Tatsächlich beschränkt sich die Bewertung des Lebens nicht auf gesundheitsökonomische Studien, wie etwa die Bewertung der Toten durch Tabakkonsum. Sie wird immer dann relevant, wenn auf einer Kosten- und Nutzenseite Tod oder Überleben neben besser quantifizierbaren Geldkosten auftritt. Ein Beispiel liefert ein Paper der Ökonomen Mueller und Stewart. Sie stellen die Kosten der USA für Terrorismusprävention nach 9/11 in Relation zu den potenziellen Todesopfern und ökonomischen Schäden durch Terrorismus. Dabei wird das Leben eines Todesopfers mit etwa 7 Millionen US-Dollar bewertet. Das Ergebnis: Die Kosten der Antiterrormaßnahmen übersteigen die Nutzen der potenziellen Vermeidung der Schäden an Mensch und Material vermutlich bei weitem. Es ist also nach Erkenntnis der Ökonomen vermutlich ein Fehler, Geld in dieser Größenordnung auszugeben, um Todesopfer bei Anschlägen zu verhindern.

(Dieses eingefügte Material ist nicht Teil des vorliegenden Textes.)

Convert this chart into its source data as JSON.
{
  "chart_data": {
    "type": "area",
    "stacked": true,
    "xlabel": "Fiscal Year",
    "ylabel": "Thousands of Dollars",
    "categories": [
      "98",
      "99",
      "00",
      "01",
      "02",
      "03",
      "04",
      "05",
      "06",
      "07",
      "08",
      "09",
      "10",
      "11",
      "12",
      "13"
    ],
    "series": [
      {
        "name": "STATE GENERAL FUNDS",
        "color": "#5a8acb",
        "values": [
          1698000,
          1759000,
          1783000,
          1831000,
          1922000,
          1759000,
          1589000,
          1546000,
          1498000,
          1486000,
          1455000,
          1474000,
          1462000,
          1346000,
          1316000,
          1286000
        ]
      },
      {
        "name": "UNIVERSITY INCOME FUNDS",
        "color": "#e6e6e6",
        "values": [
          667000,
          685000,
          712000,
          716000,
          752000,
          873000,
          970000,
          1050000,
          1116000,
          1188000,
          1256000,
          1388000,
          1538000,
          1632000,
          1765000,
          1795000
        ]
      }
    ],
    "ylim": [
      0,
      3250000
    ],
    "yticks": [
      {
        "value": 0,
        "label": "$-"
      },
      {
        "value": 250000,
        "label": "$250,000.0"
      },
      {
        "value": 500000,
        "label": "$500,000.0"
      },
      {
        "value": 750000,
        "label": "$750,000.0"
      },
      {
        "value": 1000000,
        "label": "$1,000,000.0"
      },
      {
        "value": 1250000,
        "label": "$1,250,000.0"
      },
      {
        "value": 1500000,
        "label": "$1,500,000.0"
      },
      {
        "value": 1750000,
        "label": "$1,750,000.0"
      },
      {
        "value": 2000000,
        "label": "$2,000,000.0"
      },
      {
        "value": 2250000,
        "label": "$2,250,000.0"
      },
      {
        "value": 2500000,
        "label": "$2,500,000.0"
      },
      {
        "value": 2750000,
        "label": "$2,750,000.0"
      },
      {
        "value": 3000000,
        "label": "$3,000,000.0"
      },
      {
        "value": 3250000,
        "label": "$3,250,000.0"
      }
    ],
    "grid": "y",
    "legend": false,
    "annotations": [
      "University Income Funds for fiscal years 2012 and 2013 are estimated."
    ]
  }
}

Aber wie kommen sie dazu, das menschliche Leben überhaupt zu bewerten? Sollte der Tod nicht um jeden Preis verhindert werden, das Aufrechnen von Menschenleben und die Kosten für Homeland Security ethisch nicht vertretbar sein? Die bestmöglichen Sicherheitsvorkehrungen getroffen werden?
Nein, nicht unbedingt.
Stellen Sie sich Folgendes vor: Anstatt das Geld für die Bekämpfung von Terrorismus zu verwenden, hätten die USA in bessere Gesundheitsvorsorge investieren können. Das könnte wahlweise durch Prävention von Krankheiten, Ausweitung von verbesserten Behandlungsmethoden oder die Förderung aussichtsreicher medizinischer Forschung ebenfalls (frühzeitige) Tode verhindern. Rentieren sich diese Investitionen stärker (vulgo: retten mehr Leben), so sollte sich der Staat statt eines Ausbaues der Terrorismusprävention dafür entscheiden. In einer idealen Welt existiert dafür genau eine Zahl, die die Grenzkosten zur Erhaltung eines Menschenlebens darstellt.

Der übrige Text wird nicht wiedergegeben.